CODAIT / spark-netezza

Netezza Connector for Apache Spark
Apache License 2.0
13 stars 7 forks source link

When trying to read netezza table containing billion rows, its throwing exception. #12

Open gowtham-kanagodu opened 7 years ago

gowtham-kanagodu commented 7 years ago

Detailed error log. the table i am trying to access contains 2664275514 rows.

Caused by: java.lang.IllegalArgumentException: 1 to 2664275514 by 1: seqs cannot contain more than Int.MaxValue elements. at scala.collection.immutable.NumericRange$.count(NumericRange.scala:249) at scala.collection.immutable.NumericRange.numRangeElements$lzycompute(NumericRange.scala:53) at scala.collection.immutable.NumericRange.numRangeElements(NumericRange.scala:52) at scala.collection.immutable.NumericRange.length(NumericRange.scala:55) at org.apache.spark.rdd.ParallelCollectionRDD$.slice(ParallelCollectionRDD.scala:146) at org.apache.spark.rdd.ParallelCollectionRDD.getPartitions(ParallelCollectionRDD.scala:97) at org.apache.spark.rdd.RDD$$anonfun$partitions$2.apply(RDD.scala:239) at org.apache.spark.rdd.RDD$$anonfun$partitions$2.apply(RDD.scala:237) at scala.Option.getOrElse(Option.scala:120) at org.apache.spark.rdd.RDD.partitions(RDD.scala:237) at org.apache.spark.rdd.MapPartitionsRDD.getPartitions(MapPartitionsRDD.scala:35) at org.apache.spark.rdd.RDD$$anonfun$partitions$2.apply(RDD.scala:239) at org.apache.spark.rdd.RDD$$anonfun$partitions$2.apply(RDD.scala:237) at scala.Option.getOrElse(Option.scala:120)

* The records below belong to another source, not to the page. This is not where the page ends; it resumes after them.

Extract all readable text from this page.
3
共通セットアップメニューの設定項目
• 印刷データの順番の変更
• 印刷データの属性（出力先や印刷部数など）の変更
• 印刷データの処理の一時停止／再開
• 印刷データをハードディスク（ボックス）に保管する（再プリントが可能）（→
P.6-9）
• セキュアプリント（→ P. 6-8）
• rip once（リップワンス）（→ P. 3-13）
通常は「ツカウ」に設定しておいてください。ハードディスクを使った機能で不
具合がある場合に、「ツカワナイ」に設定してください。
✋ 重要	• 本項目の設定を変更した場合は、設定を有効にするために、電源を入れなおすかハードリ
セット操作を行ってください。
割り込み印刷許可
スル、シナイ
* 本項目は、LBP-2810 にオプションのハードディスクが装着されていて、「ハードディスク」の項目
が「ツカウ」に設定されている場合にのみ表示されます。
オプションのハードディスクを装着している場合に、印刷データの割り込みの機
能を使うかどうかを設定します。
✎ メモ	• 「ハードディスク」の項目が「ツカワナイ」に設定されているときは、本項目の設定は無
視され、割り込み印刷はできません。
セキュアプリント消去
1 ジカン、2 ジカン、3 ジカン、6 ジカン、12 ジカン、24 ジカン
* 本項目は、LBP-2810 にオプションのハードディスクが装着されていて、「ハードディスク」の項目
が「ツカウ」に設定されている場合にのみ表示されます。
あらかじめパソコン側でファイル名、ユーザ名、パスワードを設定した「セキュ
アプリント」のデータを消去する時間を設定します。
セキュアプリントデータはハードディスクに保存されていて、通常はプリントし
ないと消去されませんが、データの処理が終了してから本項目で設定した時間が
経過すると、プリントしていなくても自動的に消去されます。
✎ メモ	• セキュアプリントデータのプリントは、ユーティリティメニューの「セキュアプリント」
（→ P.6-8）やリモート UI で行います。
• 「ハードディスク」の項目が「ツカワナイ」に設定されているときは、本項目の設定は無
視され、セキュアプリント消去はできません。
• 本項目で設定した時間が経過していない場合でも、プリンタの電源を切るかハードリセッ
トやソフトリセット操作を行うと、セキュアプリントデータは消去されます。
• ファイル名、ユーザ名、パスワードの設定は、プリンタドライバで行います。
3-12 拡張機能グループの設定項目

sureshthalamati commented 7 years ago

Thank you for reporting the issue. By chance do you have more detailed stack ? Trying to figure out which part of the code ran into the int max limit. What value did you specify for numPartitions ?

sureshthalamati commented 7 years ago

What was the action that you were performing on the spark side for the netezza table? if you can share the repro that will be very helpful.

gowtham-kanagodu commented 7 years ago

I did df.count. i was using 10 partitions.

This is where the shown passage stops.